Asians generally tend to be more squirmish when it comes to marketing themselves – perhaps due to a constant reminder by our elders that we should always know our place and be humble. But I believe we can easily achieve a good balance between self-promotion and humility – if we do it right.
Which brings me to my SHIT advice for Teresa:
That’s the key word in Managing Upwards. Share information. Share your milestones. Share your achievements. Share what you do. Share what you are going to do. Share what you have done. Share your team’s accomplishments. Share the highs and the lows. Share success stories and best practices. Share any positive feedback you have received. Start letting people know how you and your team’s efforts and hard work have added value to the business or contributed to the success of the organisation.

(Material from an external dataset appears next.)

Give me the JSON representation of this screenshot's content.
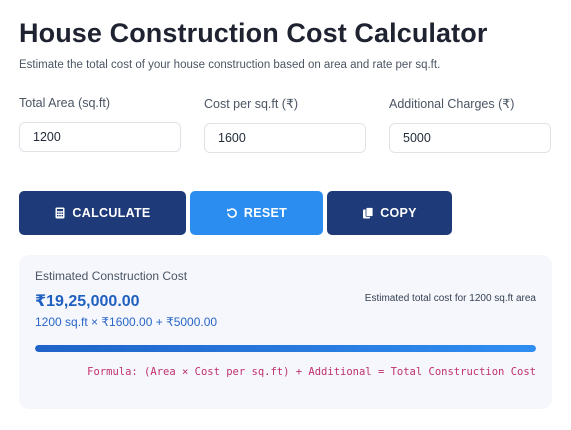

Highlight the things you know matter to management. Don’t go into mundane details. Don’t tell grandmother stories. Highlight stuff you know they would want to know about – e.g. the success of an event/campaign; the ROI of a major project; staff turnover rate; market share or share of voice; how much costs savings you have made this year compared to last year. Draw their attention to competitors’ activities – and let them know you constantly have a pulse on your industry. Give top line statistics, figures, percentages and returns. Understand your organisation’s business objectives and speak their language.
As a leader or manager, it is important that you are not just seen as order takers. Following orders is fine, as long as you are also proactively creating ideas to sell to your management. Anyone can execute an idea or a plan – even my interns can do a good job. But if you can be the originator of an idea, get management buy-in and roll it out successfully, you own the idea 100%. You are not just doing something that your boss wants you to do. Rather, you are displaying a visionary mindset to shift paradigms and create something new, unique or better. Something that the business values greatly and can benefit from your drive to make a difference. This – is what will differentiate you from a mediocre worker and increase your visibility among the senior management team.

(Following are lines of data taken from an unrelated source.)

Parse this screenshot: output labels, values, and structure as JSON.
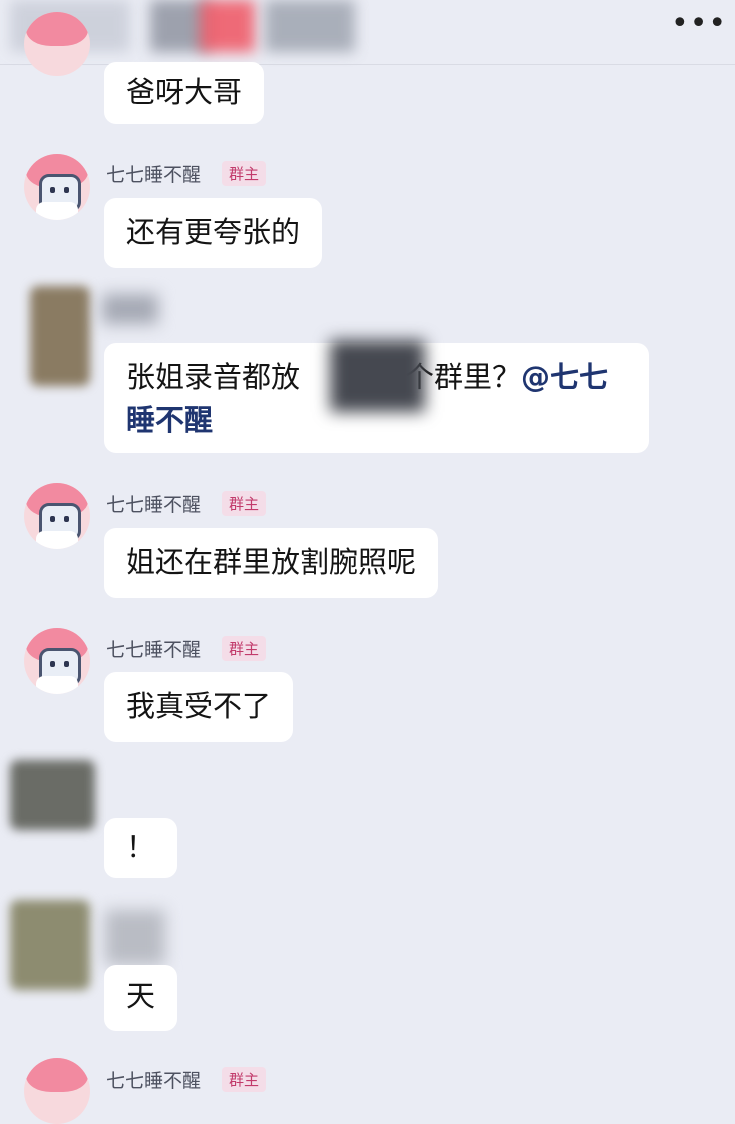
{
  "header": {
    "more_icon": "more-horizontal-icon",
    "more_label": "•••"
  },
  "messages": [
    {
      "text": "爸呀大哥"
    },
    {
      "sender": "七七睡不醒",
      "badge": "群主",
      "text": "还有更夸张的"
    },
    {
      "text_before": "张姐录音都放",
      "text_after": "个群里？",
      "mention": "@七七睡不醒"
    },
    {
      "sender": "七七睡不醒",
      "badge": "群主",
      "text": "姐还在群里放割腕照呢"
    },
    {
      "sender": "七七睡不醒",
      "badge": "群主",
      "text": "我真受不了"
    },
    {
      "text": "！"
    },
    {
      "text": "天"
    },
    {
      "sender": "七七睡不醒",
      "badge": "群主"
    }
  ]
}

During the course of your work, you would have set up systems, guidelines, processes that are important for the business. You have to learn to impart some of these insights and knowledge to your management team, peers and colleagues with a view to helping them become more savvy, efficient and effective. As a senior manager, you were not hired just to do a good job. If you are looking to advance your career, you got to be outstanding. You can do this by taking charge and leading changes – either in mindset, behaviour or attitude.
When I first joined my company, I assumed the position of a coach, and assigned myself the responsibility of bringing the management team up to a level where they can deal with the media effectively. I regularly put together simple training materials – Media Interview Tips; Discover our Unique Selling Propositions; How Branding Can Affect Perception; How to Leverage Guerilla Marketing Tactics to Generate Impact and Results. The senior management appreciate the opportunity to learn something new – which would eventually prove to be highly useful in social and business interactions as they ultimately, represent the company.
I have found the SHIT method to be extremely effective for me – and have personally seen it in action among some of my more successful peers. You would have to give it a shot and see if it works for you too. After all, it wouldn’t hurt to SHIT right?